Les “lignes rouges” se sont affermies et chacun peut désormais défendre ses positions sur la base du projet d’accord (en pièce jointe) transmis par les organisations patronales et qui sert de base aux négociations. Si le Medef, la CPME et l’U2P ont accepté d’y intégrer une retraite progressive à partir de 60 ans, le patronat avance par ailleurs ses pions en faveur d’un CDI senior accompagné d’exonérations de cotisations. Sujet auquel les syndicats sont farouchement opposés.
Le contrat à durée indéterminée spécial seniors devient un point de blocage central, tout en s’articulant aux concessions mutuelles. En clair, les organisations patronales veulent un CDI senior en bonne et due forme et accompagné d’exonérations de cotisations. Les organisations syndicales s’y opposent mais tiennent à l’instauration d’une retraite progressive à 60 ans opposable à l’employeur. Point auquel le patronat refuse pour l’instant d’accéder.
Le document rédigé par les organisations patronales le qualifie de “contrat de valorisation de l’expérience”, appellation que les organisations syndicales réprouvent. Créé à titre expérimental pour une durée de cinq ans, il serait ouvert aux demandeurs d’emploi de 60 ans et plus inscrits à France Travail. Les branches seraient susceptibles de l’adapter, d’abaisser l’âge requis à 57 ans et d’en préciser les missions.
Le projet d’accord instaure également des garde-fous. Afin d’éviter qu’un employeur ne licencie un senior pour l’employer de nouveau avec un CDI senior, le contrat ne pourrait pas concerner un demandeur d’emploi ayant été employé en CDI dans la même entreprise au cours des six derniers mois.

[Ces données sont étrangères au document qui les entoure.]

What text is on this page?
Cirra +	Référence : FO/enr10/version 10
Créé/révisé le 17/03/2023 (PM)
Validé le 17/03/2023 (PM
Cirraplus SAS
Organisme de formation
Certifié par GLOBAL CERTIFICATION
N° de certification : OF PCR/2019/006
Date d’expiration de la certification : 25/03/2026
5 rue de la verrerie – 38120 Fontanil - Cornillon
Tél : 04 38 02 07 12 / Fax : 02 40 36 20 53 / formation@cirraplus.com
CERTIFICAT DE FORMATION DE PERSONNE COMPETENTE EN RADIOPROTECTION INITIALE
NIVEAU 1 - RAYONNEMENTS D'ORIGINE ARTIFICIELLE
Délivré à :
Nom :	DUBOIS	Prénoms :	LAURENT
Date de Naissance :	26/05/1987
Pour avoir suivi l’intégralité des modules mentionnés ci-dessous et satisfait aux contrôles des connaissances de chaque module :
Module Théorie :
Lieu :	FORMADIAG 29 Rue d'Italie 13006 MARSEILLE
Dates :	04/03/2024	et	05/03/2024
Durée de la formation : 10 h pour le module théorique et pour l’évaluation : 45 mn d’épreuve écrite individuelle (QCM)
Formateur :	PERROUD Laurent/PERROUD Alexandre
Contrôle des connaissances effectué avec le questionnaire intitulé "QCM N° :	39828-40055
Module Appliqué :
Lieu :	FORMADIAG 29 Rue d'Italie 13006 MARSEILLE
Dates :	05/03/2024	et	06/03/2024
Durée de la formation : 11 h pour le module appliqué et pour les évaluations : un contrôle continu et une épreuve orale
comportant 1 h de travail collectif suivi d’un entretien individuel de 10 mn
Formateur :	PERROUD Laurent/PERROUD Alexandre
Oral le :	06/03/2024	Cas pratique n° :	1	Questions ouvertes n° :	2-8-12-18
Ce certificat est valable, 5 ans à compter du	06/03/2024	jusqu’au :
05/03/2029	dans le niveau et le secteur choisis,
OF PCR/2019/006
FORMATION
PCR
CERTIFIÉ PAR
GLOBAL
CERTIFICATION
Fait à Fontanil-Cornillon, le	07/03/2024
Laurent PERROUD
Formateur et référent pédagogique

Le projet d’accord prévoit que lors de la signature du contrat, le demandeur d’emploi ainsi embauché remet à l’employeur un document de l’assurance retraite mentionnant sa date prévisionnelle de départ en retraite.

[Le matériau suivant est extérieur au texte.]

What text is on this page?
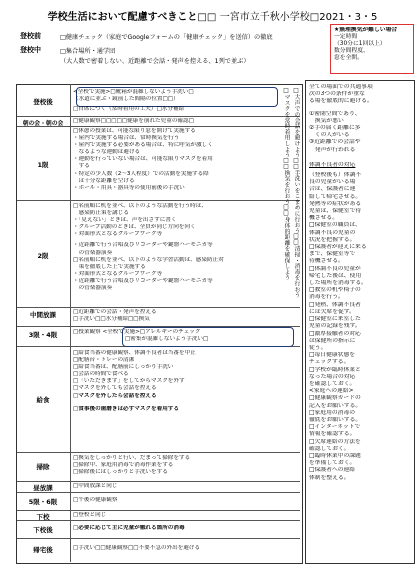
学校生活において配慮すべきこと□□ 一宮市立千秋小学校□2021・3・5
登校前	□健康チェック（家庭でGoogleフォームの「健康チェック」を送信）の徹底
登校中	□集合場所・通学団
（大人数で密着しない、近距離で会話・発声を控える、1列で並ぶ）
★無理換気が難しい場合
一定時間
（30分に1回以上）
数分間程度、
窓を全開。
登校後
朝の会・朝の会
1限
2限
中間放課
3限・4限
給食
掃除
昼放課
5限・6限
下校
下校後
帰宅後
<全校で実施>□靴箱が混雑しないよう手洗い□
（水道に並ぶ・鏡前した間隔の位置□□）
□自席につく（常時着用の工夫）□水分補給
□健康観察□□□□□健康を崩れた児童の確認□
□休憩の授業は、可能な限り窓を開けて実施する
・屋内で実施する場合は、常時換気を行う
・屋内で実施する必要がある場合は、特に呼気が激しく
　なるような運動は避ける
・運動を行っていない場合は、可能な限りマスクを着用
　する
・特定の少人数（2～3人程度）での活動を実施する際
　は十分な距離を空ける
・ボール・用具・器具等の使用前後の手洗い
□名前順に机を並べ、以下のような活動を行う時は、
　感染防止策を講じる
・「見えない」ときは、声を出さずに書く
・グループ活動のときは、全員が同じ方向を向く
・対面形式となるグループワーク等
・近距離で行う合唱及びリコーダーや鍵盤ハーモニカ等
　の管楽器演奏
□名前順に机を並べ、以下のような学習活動は、感染防止対
　策を徹底した上で実施する
・対面形式となるグループワーク等
・近距離で行う合唱及びリコーダーや鍵盤ハーモニカ等
　の管楽器演奏
□近距離での会話・発声を控える
□手洗い□□水分補給□□換気
□授業観察 <全校で実施>□アレルギーのチェック
□密集が混雑しないよう手洗い□
□給食当番の健康観察、体調不良者は当番を中止
□配膳台・トレーの清潔
□給食当番は、配膳前にしっかり手洗い
□会話の時間で食べる
□「いただきます」をしてからマスクを外す
□マスクを外しても会話を控える
□マスクを外したら会話を控える
□食事後の歯磨きは必ずマスクを着用する
□換気をしっかりと行い、だまって掃除をする
□掃除中、家庭用消毒で消毒作業をする
□掃除後にはしっかりと手洗いをする
□中間放課と同じ
□午後の健康観察
□登校と同じ
□必要に応じて主に児童が触れる箇所の消毒
□手洗い□□健康観察□□不要不急の外出を避ける
□マスクを常時着用しよう□□換気を行おう□□身体的距離を確保しよう □大声での会話を避けよう□□手洗いをこまめに行おう□□清掃・消毒を行おう
全ての場面での共通事項
次の3つの条件が重な
る場を徹底的に避ける。
①密閉空間であり、
　換気が悪い
②手の届く距離に多
　くの人がいる
③近距離での会話や
　発声が行われる
体調不良者の対応
（登校後も）体調不
良の児童がいる場
合は、保護者に連
絡して帰宅させる。
発熱等の症状がある
児童は、保健室で待
機させる。
□保健室の職員は、
体調不良の児童の
状況を把握する。
□保護者が迎えに来る
まで、保健室等で
待機させる。
□体調不良の児童が
帰宅した後は、使用
した場所を消毒する。
□教室の机や椅子の
消毒を行う。
□発熱、体調不良者
には欠席を促す。
□保健室に来室した
児童の記録を残す。
□濃厚接触者の対応
は保健所の指示に
従う。
□毎日健康状態を
チェックする。
□学校が臨時休業と
なった場合の対応
を確認しておく。
<家庭への連絡>
□健康観察カードの
記入をお願いする。
□家庭用の消毒の
徹底をお願いする。
□インターネットで
情報を確認する。
□欠席連絡の方法を
確認しておく。
□臨時休業中の課題
を準備しておく。
□保護者への連絡
体制を整える。
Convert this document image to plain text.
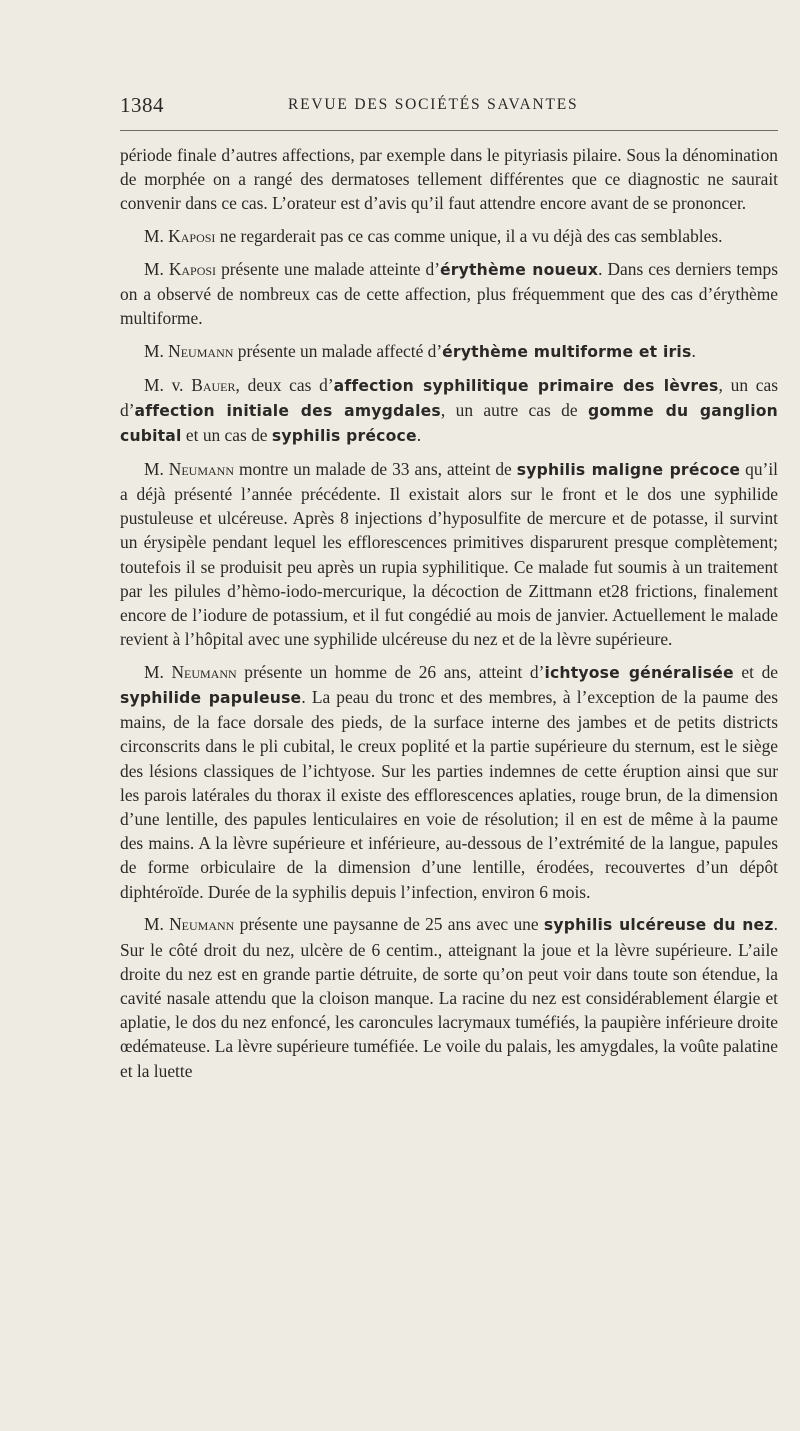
1384	REVUE DES SOCIÉTÉS SAVANTES

période finale d’autres affections, par exemple dans le pityriasis pilaire. Sous la dénomination de morphée on a rangé des dermatoses tellement différentes que ce diagnostic ne saurait convenir dans ce cas. L’orateur est d’avis qu’il faut attendre encore avant de se prononcer.

M. Kaposi ne regarderait pas ce cas comme unique, il a vu déjà des cas semblables.

M. Kaposi présente une malade atteinte d’érythème noueux. Dans ces derniers temps on a observé de nombreux cas de cette affection, plus fréquemment que des cas d’érythème multiforme.

M. Neumann présente un malade affecté d’érythème multiforme et iris.

M. v. Bauer, deux cas d’affection syphilitique primaire des lèvres, un cas d’affection initiale des amygdales, un autre cas de gomme du ganglion cubital et un cas de syphilis précoce.

M. Neumann montre un malade de 33 ans, atteint de syphilis maligne précoce qu’il a déjà présenté l’année précédente. Il existait alors sur le front et le dos une syphilide pustuleuse et ulcéreuse. Après 8 injections d’hyposulfite de mercure et de potasse, il survint un érysipèle pendant lequel les efflorescences primitives disparurent presque complètement; toutefois il se produisit peu après un rupia syphilitique. Ce malade fut soumis à un traitement par les pilules d’hèmo-iodo-mercurique, la décoction de Zittmann et28 frictions, finalement encore de l’iodure de potassium, et il fut congédié au mois de janvier. Actuellement le malade revient à l’hôpital avec une syphilide ulcéreuse du nez et de la lèvre supérieure.

M. Neumann présente un homme de 26 ans, atteint d’ichtyose généralisée et de syphilide papuleuse. La peau du tronc et des membres, à l’exception de la paume des mains, de la face dorsale des pieds, de la surface interne des jambes et de petits districts circonscrits dans le pli cubital, le creux poplité et la partie supérieure du sternum, est le siège des lésions classiques de l’ichtyose. Sur les parties indemnes de cette éruption ainsi que sur les parois latérales du thorax il existe des efflorescences aplaties, rouge brun, de la dimension d’une lentille, des papules lenticulaires en voie de résolution; il en est de même à la paume des mains. A la lèvre supérieure et inférieure, au-dessous de l’extrémité de la langue, papules de forme orbiculaire de la dimension d’une lentille, érodées, recouvertes d’un dépôt diphtéroïde. Durée de la syphilis depuis l’infection, environ 6 mois.

M. Neumann présente une paysanne de 25 ans avec une syphilis ulcéreuse du nez. Sur le côté droit du nez, ulcère de 6 centim., atteignant la joue et la lèvre supérieure. L’aile droite du nez est en grande partie détruite, de sorte qu’on peut voir dans toute son étendue, la cavité nasale attendu que la cloison manque. La racine du nez est considérablement élargie et aplatie, le dos du nez enfoncé, les caroncules lacrymaux tuméfiés, la paupière inférieure droite œdémateuse. La lèvre supérieure tuméfiée. Le voile du palais, les amygdales, la voûte palatine et la luette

Le demandeur d’emploi signant un CDI senior bénéficierait de règles aménagées de cumul entre son salaire et l’allocation de retour à l’emploi s’il perçoit une rémunération inférieure à 30 % de celle obtenue dans son emploi précédent. De son côté, l’employeur bénéficierait d’une nouvelle exonération progressive de cotisations assurance chômage, à raison d’un point par an à partir des 60 ans du demandeur d’emploi. Il serait également exonéré de la contribution patronale spécifique de 30 % sur le montant de l’indemnité de mise en retraite. Le projet acte également que l’employeur pourrait se séparer du senior et le faire partir en retraite lorsqu’il atteint l’âge légal de départ et remplit les conditions de la retraite à taux plein.

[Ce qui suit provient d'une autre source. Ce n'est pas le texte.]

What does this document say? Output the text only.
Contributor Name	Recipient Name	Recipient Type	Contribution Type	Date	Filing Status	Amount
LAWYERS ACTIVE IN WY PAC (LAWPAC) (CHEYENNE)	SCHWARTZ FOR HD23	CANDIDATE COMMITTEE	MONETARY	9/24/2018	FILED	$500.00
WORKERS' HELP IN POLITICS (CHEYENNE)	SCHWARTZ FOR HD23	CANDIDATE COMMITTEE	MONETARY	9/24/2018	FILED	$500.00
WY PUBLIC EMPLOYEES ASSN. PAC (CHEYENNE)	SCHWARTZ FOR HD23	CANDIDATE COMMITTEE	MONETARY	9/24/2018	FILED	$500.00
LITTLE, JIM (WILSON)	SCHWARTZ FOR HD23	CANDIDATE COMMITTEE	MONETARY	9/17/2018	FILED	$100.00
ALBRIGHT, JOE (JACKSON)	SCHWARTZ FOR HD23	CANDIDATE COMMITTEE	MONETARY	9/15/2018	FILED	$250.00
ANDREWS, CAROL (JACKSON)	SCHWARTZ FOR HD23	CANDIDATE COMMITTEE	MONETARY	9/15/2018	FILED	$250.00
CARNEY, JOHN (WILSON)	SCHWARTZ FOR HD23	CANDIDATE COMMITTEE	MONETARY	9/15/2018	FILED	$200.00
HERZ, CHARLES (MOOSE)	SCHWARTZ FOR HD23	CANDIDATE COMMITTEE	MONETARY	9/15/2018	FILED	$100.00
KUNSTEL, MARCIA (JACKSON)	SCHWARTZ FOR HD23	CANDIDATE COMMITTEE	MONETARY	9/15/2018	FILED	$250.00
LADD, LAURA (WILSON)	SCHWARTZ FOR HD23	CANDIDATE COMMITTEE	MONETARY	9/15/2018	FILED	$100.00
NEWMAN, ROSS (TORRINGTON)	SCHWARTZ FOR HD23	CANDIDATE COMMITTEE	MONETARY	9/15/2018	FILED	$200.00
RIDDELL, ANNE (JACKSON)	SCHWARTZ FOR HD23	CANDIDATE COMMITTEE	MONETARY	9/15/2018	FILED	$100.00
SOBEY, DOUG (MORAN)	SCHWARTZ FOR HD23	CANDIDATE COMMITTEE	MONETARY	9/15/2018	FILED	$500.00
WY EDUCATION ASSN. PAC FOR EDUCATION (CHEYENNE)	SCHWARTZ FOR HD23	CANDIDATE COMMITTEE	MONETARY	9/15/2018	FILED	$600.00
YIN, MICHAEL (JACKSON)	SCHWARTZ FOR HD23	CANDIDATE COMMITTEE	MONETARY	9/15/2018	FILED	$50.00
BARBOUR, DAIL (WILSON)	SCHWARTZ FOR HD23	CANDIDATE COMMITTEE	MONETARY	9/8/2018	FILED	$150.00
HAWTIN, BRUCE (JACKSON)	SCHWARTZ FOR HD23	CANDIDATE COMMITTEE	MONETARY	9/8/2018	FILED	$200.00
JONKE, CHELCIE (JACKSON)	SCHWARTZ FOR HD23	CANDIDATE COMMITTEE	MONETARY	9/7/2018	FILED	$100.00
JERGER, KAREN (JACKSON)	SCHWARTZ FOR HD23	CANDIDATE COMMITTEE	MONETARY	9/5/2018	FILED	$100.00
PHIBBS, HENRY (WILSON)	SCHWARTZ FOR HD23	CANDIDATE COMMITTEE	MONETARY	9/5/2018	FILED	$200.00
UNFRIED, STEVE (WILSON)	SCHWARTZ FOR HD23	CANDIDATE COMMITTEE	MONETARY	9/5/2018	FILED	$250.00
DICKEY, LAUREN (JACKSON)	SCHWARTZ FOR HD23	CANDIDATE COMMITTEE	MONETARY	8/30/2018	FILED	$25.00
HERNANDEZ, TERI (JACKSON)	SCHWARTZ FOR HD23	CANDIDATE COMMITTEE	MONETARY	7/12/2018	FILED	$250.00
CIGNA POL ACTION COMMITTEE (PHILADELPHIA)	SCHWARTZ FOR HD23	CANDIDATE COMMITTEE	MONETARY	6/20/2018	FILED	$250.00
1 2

Hubert Mongon considère que le CDI senior “correspond à une philosophie simple : donner la priorité au travail plutôt qu’à l’inactivité, y compris quand un demandeur d’emploi atteint plus de 60 ans”. Le chef de file du Medef reconnaît cependant qu’un chiffrage des effets de ce nouveau contrat est pour l’instant impossible : “Nous n’avons pas de recul sur ce dispositif en particulier sur des profils de plus de 60 ans, on ne saurait donc pas en préciser le coût réel”.
Yvan Ricordeau a indiqué d’emblée “des difficultés sur le CDI senior” : “Aucune organisation syndicale ne le demande. On voit également d’un très mauvais œil l’arrivée d’une exonération de cotisations patronales dessus. Si la raison l’emporte, on pourra trouver une voie de passage la semaine prochaine mais il faudra être raisonnable sur le CDI senior comme nous l’avons montré sur la retraite progressive”.
La CFDT a en effet décider d’abandonner la revendication d’un droit opposable du salarié à la retraite progressive. Un point auquel tiennent les autres organisations syndicales à commencer par la CGT par la voix de Sandrine Mourey : “Le patronat est contre le droit opposable mais quand on signe un accord national interprofessionnel, c’est pour acter de nouveaux droits pour l’ensemble des salariés. Il est hors de question de renvoyer à des accords d’entreprise”. La CGT pose également son veto sur l’exonération de cotisations patronales sur le CDI senior.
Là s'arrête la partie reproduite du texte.